Finerenone in Chronic Kidney Disease Management
Finerenone should be added as risk-based therapy for patients with type 2 diabetes and chronic kidney disease who have persistent albuminuria (ACR ≥30 mg/g) despite maximum tolerated RAS inhibitor therapy, eGFR ≥25 mL/min/1.73 m², and serum potassium ≤4.8 mmol/L, as it reduces both cardiovascular events and kidney disease progression. 1
Patient Selection Criteria
Finerenone is specifically indicated for patients meeting ALL of the following criteria:
- Type 2 diabetes with chronic kidney disease (stages 2-4) 1
- eGFR 25-90 mL/min/1.73 m² - do not initiate if eGFR <25 or in end-stage renal disease 2
- Persistent albuminuria (ACR ≥30 mg/g) despite optimal therapy 1
- Already on maximum tolerated dose of RAS inhibitor (ACE inhibitor or ARB) 1
- Serum potassium ≤4.8 mmol/L at baseline 1
The 2022 KDIGO/ADA consensus guidelines position finerenone as "additional risk-based therapy" rather than first-line treatment, emphasizing it should only be considered after optimizing foundational therapies. 1
Treatment Sequencing Algorithm
Step 1: Foundation therapy
- RAS inhibitor at maximum tolerated dose (if hypertension or albuminuria present) 1
- SGLT2 inhibitor (initiate if eGFR ≥20; continue until dialysis) 1
- Metformin (if eGFR ≥30) 1
Step 2: Assess for finerenone eligibility
- Check if ACR remains ≥30 mg/g despite above therapies 1
- Verify serum potassium ≤4.8 mmol/L 1
- Confirm eGFR ≥25 mL/min/1.73 m² 2
Step 3: Add finerenone if criteria met
- KDIGO identifies finerenone as "the only nonsteroidal mineralocorticoid receptor antagonist with proven clinical kidney and cardiovascular benefits" 1
This sequencing is critical because SGLT2 inhibitors have larger absolute effects on kidney and cardiovascular outcomes, making them the priority add-on therapy. 2 Finerenone provides complementary benefits through different mechanisms (reducing inflammation and fibrosis). 3
Dosing Protocol
Initial dosing based on eGFR: 2, 4
- eGFR 25-60 mL/min/1.73 m²: Start 10 mg once daily
- eGFR >60 mL/min/1.73 m²: Start 20 mg once daily
Dose uptitration after 1 month: 2
- If serum potassium remains ≤4.8 mmol/L and eGFR is stable, uptitrate from 10 mg to 20 mg daily
No dosing recommendations exist for eGFR <25 mL/min/1.73 m², as the landmark trials (FIDELIO-DKD and FIGARO-DKD) excluded these patients. 2
Clinical Benefits: Cardiovascular and Renal Outcomes
The evidence base comes from two large trials and their pooled analysis (FIDELITY):
Cardiovascular benefits: 1
- 14% reduction in composite cardiovascular outcomes (cardiovascular death, nonfatal MI, nonfatal stroke, heart failure hospitalization): HR 0.86 (95% CI 0.78-0.95)

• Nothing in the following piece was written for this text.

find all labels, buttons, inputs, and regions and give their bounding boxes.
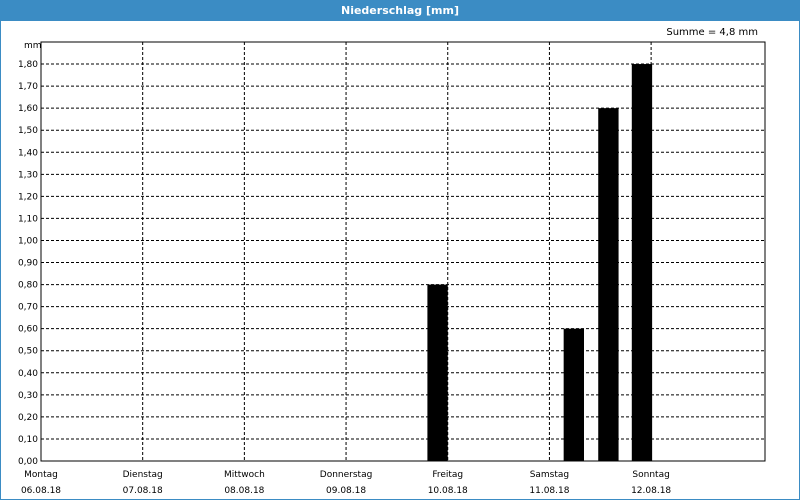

- 29% reduction in heart failure hospitalization: HR 0.71 (95% CI 0.56-0.90) 5, 6
- Particularly effective at preventing progression from asymptomatic to symptomatic heart failure 4
Kidney benefits: 1
- 18% reduction in composite kidney outcome (kidney failure, sustained ≥40% eGFR decrease, or kidney death): HR 0.82 (95% CI 0.73-0.93)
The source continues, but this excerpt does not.